Quelques marinas environnantes nous tendent les bras avec une offre variée. Avant de plonger dans l’action, voici une sélection des équipements disponibles qui facilitent notre séjour :
- Kayaks simples ou doubles, parfaits pour explorer les criques secrètes ;
- Paddleboards pour admirer les totems depuis l’eau, debout, au rythme de la rivière ;
- Canots traditionnels, pour une approche lente, silencieuse et immersive ;
- Moteur de location pour ceux qui veulent atteindre les îles sans effort ;
- Matériel de pêche sportive, réputé dans la région pour la diversité des prises.
Ces options dessinent un archipel à taille humaine – on choisit, on s’adapte, on change de cap au gré du vent.
Rockport et les villages des Mille-Îles à découvrir
Rockport, quel étrange petit port, mélange de simplicité et de mémoire, d’Amérique et de vieux continent. Par sa marina minuscule, c’est toute l’histoire de la navigation sur le Saint-Laurent qui s’offre à nous. Ici, on embarque vers l’archipel, direction le château Boldt, les excursions commentées, ou simplement la table d’un restaurant ancré sur le quai.

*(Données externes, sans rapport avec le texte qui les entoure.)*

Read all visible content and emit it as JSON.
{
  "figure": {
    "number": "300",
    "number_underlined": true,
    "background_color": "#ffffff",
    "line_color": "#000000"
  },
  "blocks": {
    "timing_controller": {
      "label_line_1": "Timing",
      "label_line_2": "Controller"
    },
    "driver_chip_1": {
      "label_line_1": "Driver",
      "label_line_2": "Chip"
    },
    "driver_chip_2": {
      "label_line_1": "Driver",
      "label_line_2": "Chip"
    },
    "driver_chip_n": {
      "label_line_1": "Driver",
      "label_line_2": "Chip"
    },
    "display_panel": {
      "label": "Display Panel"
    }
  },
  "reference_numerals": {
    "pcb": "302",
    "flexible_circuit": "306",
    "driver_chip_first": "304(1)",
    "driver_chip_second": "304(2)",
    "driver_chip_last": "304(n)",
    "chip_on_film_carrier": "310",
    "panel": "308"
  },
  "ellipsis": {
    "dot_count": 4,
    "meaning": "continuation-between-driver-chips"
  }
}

Aux beaux jours, la vie bourdonne : Gananoque expose ses galeries d’art, Brockville s’illustre avec ses musées et ses ruelles fleuries. Les villages rivalisent de charme, chacun possédant ce je-ne-sais-quoi qui éveille la curiosité. Les adresses gourmandes promettent de vraies rencontres : pas de faux-semblant, juste une ambiance de vacances et d’authenticité sous-jacente. On s’y sent accepté, à condition de savoir prendre le temps.

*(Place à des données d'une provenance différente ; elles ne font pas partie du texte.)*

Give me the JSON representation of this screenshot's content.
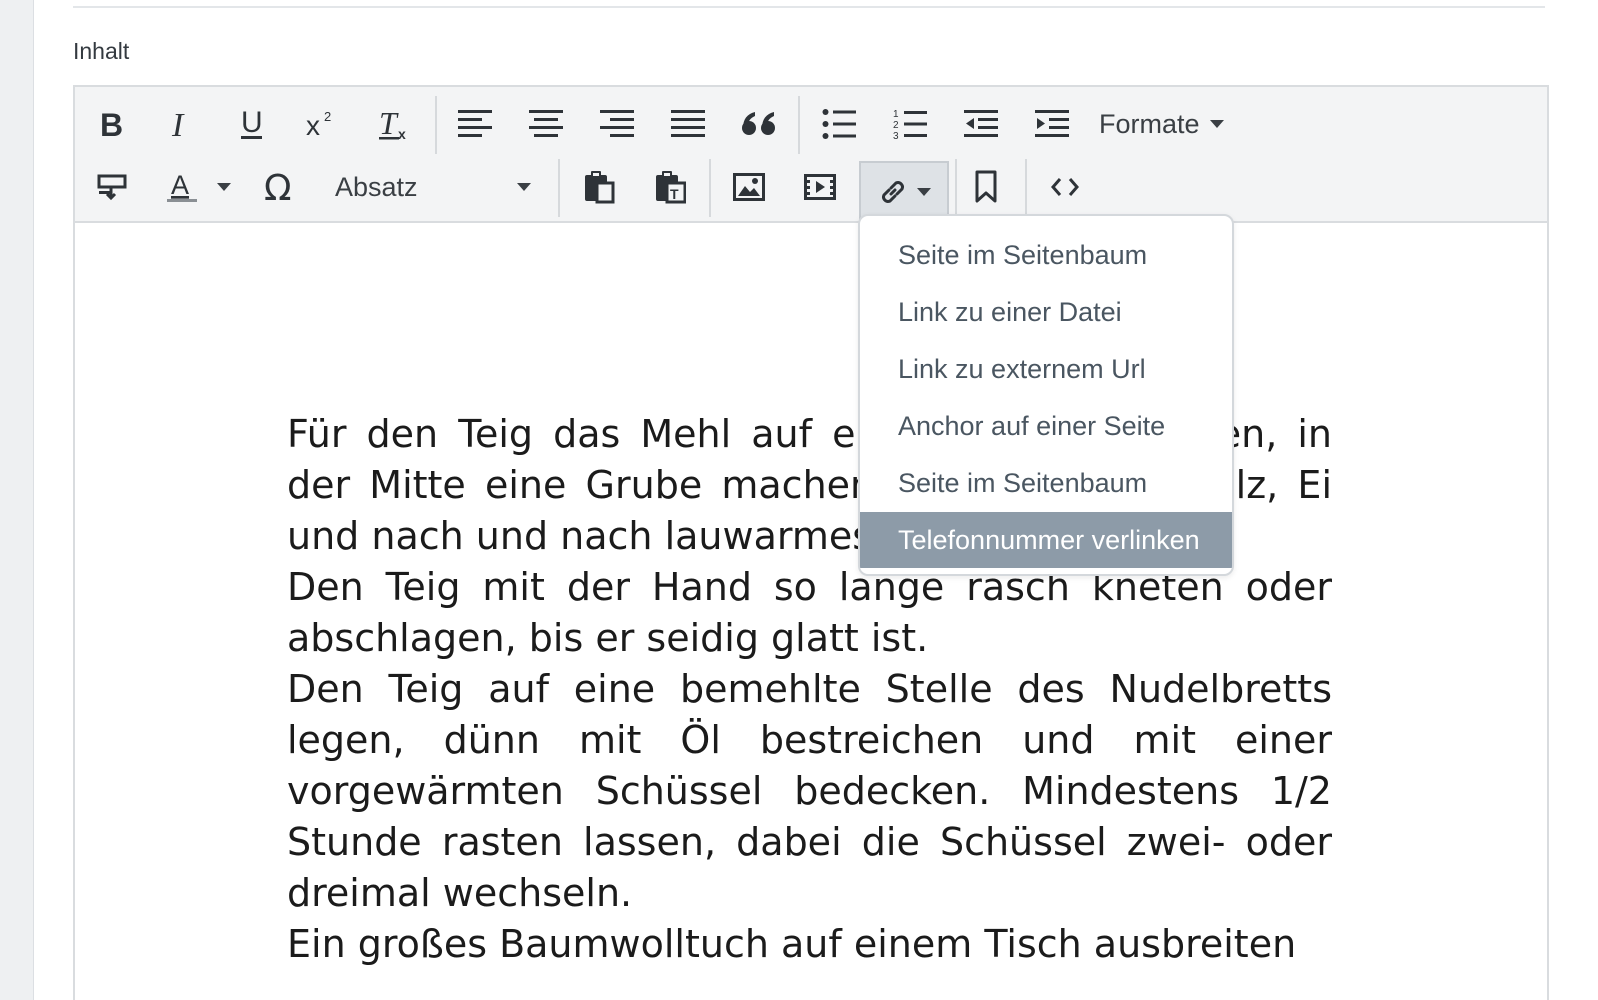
{
  "field": {
    "label": "Inhalt"
  },
  "toolbar": {
    "formats_label": "Formate",
    "block_format_label": "Absatz",
    "icons": [
      "bold-icon",
      "italic-icon",
      "underline-icon",
      "superscript-icon",
      "clear-formatting-icon",
      "align-left-icon",
      "align-center-icon",
      "align-right-icon",
      "align-justify-icon",
      "blockquote-icon",
      "bullet-list-icon",
      "numbered-list-icon",
      "outdent-icon",
      "indent-icon",
      "insert-template-icon",
      "text-color-icon",
      "special-character-icon",
      "paste-icon",
      "paste-as-text-icon",
      "image-icon",
      "video-icon",
      "link-icon",
      "bookmark-icon",
      "source-code-icon"
    ]
  },
  "link_menu": {
    "items": [
      {
        "label": "Seite im Seitenbaum"
      },
      {
        "label": "Link zu einer Datei"
      },
      {
        "label": "Link zu externem Url"
      },
      {
        "label": "Anchor auf einer Seite"
      },
      {
        "label": "Seite im Seitenbaum"
      },
      {
        "label": "Telefonnummer verlinken",
        "selected": true
      }
    ]
  },
  "content": {
    "paragraphs": [
      "Für den Teig das Mehl auf ein Nudelbrett häufen, in der Mitte eine Grube machen, mit Öl, Essig, Salz, Ei und nach und nach lauwarmes Wasser einrühren.",
      "Den Teig mit der Hand so lange rasch kneten oder abschlagen, bis er seidig glatt ist.",
      "Den Teig auf eine bemehlte Stelle des Nudelbretts legen, dünn mit Öl bestreichen und mit einer vorgewärmten Schüssel bedecken. Mindestens 1/2 Stunde rasten lassen, dabei die Schüssel zwei- oder dreimal wechseln.",
      "Ein großes Baumwolltuch auf einem Tisch ausbreiten"
    ]
  },
  "colors": {
    "menu_selected_bg": "#8d9ba8",
    "toolbar_bg": "#f3f4f5",
    "border": "#d9dcdf"
  }
}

Les autres îles remarquables de l’archipel
On croit parfois que Tar Island serait unique dans son étrangeté. Pourtant, l’archipel réserve d’autres surprises. Heart Island, avec son château Boldt, compile la démesure amoureuse d’un homme persuadé d’impressionner sa muse. Dark Island, moins tapageuse, abrite le château Singer dans un décor plus feutré. On devine aisément, en glissant de l’une à l’autre, combien chaque île s’invente une identité contradictoire.

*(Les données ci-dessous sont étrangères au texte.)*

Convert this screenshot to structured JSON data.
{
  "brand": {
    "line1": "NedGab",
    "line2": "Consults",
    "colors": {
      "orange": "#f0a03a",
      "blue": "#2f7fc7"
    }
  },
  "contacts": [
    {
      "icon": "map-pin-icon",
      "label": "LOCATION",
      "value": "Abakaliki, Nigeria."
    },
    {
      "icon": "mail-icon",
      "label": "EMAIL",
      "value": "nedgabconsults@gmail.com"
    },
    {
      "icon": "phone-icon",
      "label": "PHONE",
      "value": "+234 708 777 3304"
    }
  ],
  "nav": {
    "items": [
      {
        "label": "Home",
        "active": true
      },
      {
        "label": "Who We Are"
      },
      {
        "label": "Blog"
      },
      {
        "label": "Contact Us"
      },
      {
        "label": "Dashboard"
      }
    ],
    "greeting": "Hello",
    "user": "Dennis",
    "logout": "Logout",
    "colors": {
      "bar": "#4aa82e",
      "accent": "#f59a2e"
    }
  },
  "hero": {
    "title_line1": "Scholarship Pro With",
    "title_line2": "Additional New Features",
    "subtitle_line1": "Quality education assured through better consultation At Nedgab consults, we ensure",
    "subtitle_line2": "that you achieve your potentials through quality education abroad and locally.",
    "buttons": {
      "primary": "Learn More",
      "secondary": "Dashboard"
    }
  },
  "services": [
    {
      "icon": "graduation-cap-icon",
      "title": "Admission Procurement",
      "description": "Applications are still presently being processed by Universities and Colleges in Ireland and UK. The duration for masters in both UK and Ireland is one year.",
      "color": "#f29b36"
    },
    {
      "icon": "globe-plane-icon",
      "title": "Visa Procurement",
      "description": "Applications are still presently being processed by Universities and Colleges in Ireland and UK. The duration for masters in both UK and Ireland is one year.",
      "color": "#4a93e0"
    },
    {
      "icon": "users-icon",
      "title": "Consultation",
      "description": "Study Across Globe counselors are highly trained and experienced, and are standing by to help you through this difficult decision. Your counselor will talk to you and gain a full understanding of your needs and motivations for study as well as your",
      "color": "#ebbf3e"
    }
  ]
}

Là où l’opulence et la légende s’affichent, Tar Island préfère le mystère et l’écart. Les cottages centenaires, entrouverts derrière les saules, s’opposent à la fréquentation massive d’autres îles. Nous savons qu’il y a, à travers le labyrinthe des Mille-Îles, mille manières de découvrir le fleuve, à condition de ne pas toujours choisir la facilité.
Meilleure période pour visiter Tar Island
L’été se prête aux températures clémentes et aux eaux pratiquables : de juin à début septembre, la navigation règne ici en maîtresse. Les longs jours invitent à multiplier les départs, les haltes au fil de la lumière changeante, les bains impromptus entre deux pagayages. L’enthousiasme des visiteurs monte en flèche, il faut parfois jouer des coudes pour trouver le calme.
Dès l’automne, le spectacle des feuillus en feu achève de convaincre les curieux. Les couleurs flamboyantes métamorphosent le paysage, et ceux qui braveront l’air plus vif goûteront à une île presque déserte, livrée à la contemplation. À l’inverse, l’hiver ferme la porte : le fleuve gèle, rares sont ceux qui persistent, la nature reprend ses droits sans public.
Tar Island porte fièrement sa contradiction – ces totems du Pacifique plantés loin de leurs racines en Ontario ne sont pas une simple curiosité : ils incarnent la folie douce de collectionneurs croyant détenir le monde, tout en soulignant la force des mystères qui ne se laissent jamais réduire. Ici, tout est déplacement, tout est paradoxe, et rien n’égale la puissance d’un regard neuf posé sur ce fragment d’exil artistique, somme toute, envoûtant.